Though drones have become an essential tool for the CIA in battling militants in Pakistan, Yemen and elsewhere, a new report reveals that the FBI has also relied on drones to fight domestic criminals since 2006.
A report by the Justice Department's watchdog organization, the Office of the Inspector General, shows that the FBI has spent over $3 million on drones since May. It also shows that the Justice Department has given $1.26 million to local police departments to use drones. (You can read the full report here.)
That means that the use of drones in the organization began earlier than had previously been acknowledged.
It also means that the FBI risked violating US citizens' privacy, the BBC said, given the lack of regulations on the domestic use of drones.
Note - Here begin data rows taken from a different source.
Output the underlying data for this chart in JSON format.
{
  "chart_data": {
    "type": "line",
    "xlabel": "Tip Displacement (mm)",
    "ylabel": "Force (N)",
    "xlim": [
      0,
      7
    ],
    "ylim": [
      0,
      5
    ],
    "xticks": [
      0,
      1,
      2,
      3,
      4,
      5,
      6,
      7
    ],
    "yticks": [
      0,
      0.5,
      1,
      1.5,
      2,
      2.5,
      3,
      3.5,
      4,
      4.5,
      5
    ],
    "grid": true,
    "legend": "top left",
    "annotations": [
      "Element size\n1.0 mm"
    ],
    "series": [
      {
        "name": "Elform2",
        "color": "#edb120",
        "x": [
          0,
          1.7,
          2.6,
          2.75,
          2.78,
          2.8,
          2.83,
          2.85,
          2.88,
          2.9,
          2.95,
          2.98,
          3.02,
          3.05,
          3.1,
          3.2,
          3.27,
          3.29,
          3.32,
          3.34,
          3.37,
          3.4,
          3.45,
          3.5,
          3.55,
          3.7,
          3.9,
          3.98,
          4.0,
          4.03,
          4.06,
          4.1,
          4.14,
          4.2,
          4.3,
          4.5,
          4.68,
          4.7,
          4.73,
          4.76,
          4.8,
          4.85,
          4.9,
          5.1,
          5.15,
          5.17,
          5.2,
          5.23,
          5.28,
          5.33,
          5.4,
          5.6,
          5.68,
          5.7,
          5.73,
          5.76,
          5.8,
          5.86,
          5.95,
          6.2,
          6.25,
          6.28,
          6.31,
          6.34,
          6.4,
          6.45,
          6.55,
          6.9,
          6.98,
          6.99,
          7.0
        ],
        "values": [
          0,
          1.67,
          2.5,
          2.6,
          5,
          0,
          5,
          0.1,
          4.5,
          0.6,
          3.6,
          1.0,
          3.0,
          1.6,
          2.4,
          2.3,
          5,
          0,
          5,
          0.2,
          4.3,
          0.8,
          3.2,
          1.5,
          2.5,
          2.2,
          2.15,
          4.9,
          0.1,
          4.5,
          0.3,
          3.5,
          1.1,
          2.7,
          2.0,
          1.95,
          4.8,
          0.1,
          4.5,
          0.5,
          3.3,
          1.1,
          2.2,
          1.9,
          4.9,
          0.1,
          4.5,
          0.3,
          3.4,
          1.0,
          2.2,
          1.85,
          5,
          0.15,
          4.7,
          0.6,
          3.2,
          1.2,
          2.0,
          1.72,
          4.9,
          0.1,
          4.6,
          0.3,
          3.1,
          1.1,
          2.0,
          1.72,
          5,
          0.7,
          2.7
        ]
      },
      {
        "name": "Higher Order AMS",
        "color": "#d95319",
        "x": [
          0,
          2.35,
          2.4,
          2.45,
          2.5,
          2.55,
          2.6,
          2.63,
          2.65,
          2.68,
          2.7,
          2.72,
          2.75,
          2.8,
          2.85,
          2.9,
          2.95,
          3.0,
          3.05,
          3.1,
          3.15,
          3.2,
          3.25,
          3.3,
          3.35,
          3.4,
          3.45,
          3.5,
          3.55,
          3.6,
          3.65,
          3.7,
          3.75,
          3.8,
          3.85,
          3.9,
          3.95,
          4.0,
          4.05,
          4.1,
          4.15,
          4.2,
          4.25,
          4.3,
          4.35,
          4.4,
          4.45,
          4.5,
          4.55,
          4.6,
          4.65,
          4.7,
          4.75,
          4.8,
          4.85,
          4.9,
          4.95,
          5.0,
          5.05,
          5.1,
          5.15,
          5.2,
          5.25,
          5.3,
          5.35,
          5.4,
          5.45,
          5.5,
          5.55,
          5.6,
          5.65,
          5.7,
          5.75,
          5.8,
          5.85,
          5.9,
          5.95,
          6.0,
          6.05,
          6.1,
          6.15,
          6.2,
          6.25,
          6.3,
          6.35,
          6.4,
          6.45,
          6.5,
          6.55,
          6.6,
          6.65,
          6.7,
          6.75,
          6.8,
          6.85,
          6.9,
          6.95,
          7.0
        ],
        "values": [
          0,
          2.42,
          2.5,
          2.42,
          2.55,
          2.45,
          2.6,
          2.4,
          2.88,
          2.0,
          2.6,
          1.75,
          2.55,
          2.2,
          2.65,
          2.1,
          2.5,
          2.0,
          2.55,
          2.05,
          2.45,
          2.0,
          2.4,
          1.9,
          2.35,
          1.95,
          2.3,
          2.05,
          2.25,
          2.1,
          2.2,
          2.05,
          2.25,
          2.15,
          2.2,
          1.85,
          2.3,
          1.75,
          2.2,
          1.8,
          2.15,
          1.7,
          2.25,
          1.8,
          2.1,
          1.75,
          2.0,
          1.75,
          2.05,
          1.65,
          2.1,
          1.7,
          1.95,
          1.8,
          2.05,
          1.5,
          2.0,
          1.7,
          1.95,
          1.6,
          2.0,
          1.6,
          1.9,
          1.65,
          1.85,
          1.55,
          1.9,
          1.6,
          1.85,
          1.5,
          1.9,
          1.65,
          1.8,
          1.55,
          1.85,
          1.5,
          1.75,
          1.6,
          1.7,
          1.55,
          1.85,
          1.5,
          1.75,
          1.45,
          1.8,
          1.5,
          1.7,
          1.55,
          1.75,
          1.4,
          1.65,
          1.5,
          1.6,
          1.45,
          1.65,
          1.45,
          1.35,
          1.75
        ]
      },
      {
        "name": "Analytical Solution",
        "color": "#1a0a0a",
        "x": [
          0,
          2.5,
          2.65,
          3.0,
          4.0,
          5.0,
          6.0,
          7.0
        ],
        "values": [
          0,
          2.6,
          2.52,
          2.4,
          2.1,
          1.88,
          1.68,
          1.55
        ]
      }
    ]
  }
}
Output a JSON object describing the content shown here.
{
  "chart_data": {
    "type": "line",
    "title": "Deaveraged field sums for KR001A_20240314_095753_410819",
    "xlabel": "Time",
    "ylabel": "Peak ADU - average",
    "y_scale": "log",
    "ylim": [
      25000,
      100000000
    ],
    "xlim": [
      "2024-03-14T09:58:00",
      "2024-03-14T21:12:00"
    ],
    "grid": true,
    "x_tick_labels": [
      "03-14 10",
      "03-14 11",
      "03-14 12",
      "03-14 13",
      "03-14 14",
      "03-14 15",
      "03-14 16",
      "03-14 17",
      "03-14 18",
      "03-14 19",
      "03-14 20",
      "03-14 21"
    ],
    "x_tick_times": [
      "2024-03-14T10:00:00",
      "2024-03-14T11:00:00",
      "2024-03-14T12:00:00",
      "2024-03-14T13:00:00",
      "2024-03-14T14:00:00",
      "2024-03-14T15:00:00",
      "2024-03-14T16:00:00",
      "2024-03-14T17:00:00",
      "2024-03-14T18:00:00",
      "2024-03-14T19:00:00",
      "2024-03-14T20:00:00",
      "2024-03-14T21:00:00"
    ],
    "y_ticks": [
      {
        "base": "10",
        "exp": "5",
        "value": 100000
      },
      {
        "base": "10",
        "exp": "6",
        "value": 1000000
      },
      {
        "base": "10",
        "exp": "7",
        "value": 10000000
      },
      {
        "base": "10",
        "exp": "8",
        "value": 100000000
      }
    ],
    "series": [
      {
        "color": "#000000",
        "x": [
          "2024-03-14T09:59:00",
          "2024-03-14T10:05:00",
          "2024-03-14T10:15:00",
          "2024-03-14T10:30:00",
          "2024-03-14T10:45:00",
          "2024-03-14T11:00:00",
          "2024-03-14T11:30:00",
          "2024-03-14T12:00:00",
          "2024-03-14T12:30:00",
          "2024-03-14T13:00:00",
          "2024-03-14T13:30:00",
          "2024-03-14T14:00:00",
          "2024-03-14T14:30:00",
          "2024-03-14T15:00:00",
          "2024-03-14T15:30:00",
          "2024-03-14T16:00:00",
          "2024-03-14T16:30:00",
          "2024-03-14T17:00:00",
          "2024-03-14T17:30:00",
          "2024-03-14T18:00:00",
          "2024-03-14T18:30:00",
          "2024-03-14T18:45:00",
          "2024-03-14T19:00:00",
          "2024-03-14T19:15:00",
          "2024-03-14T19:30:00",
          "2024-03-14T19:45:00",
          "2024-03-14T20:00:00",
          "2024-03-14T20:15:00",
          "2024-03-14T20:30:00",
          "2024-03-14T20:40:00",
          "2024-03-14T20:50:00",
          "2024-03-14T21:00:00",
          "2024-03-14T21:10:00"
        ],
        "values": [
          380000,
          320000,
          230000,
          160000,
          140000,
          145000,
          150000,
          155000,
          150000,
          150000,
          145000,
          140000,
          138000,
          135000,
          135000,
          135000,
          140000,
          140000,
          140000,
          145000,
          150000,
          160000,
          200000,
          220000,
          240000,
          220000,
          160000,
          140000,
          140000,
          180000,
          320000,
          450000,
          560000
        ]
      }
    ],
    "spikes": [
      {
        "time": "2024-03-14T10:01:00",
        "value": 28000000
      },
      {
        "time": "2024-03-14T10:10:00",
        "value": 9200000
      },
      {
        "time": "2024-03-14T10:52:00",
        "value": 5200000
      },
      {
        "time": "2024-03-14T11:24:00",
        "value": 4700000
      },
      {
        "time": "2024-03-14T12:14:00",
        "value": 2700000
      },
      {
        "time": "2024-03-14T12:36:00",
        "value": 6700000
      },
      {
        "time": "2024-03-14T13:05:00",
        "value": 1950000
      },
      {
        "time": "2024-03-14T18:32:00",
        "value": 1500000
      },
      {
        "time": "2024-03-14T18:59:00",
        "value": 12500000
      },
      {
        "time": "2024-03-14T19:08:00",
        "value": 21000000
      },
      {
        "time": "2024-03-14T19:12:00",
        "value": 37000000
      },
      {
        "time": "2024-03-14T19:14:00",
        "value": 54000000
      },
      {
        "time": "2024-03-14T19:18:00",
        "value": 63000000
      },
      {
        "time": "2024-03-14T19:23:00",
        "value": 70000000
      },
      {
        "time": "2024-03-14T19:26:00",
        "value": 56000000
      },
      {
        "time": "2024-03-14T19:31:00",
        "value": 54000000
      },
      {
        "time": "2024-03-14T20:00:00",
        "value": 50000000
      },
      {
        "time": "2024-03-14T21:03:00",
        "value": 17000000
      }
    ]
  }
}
"No agency, including the FBI, should deploy domestic surveillance drones without first having strong privacy guidelines in place," said Jay Staley, a senior policy analyst at the American Civil Liberties Union, according to Reuters.
More from GlobalPost: The Drone Wars
The 35-page report predicts that the use of drones will expand to the Bureau of Alcohol, Tobacco, Firearms and Explosives (ATF).
The ATF has already tested several unmanned vehicles.
Drones were deployed by the FBI during a recent standoff in Alabama, when a 65-year-old Vietnam War-era veteran Jimmy Lee Dykes held a 5-year-old boy hostage in a bunker. The drone was used to watch the entrance of the bunker before law enforcement agents broke in and killed Dykes.
The inspector general's office said that new guidelines were needed to deploy drones domestically in order to protect privacy and administer the proper collection of information.
Its report said that legislation is needed to require court orders before deploying drones and to ban the use of armed drones.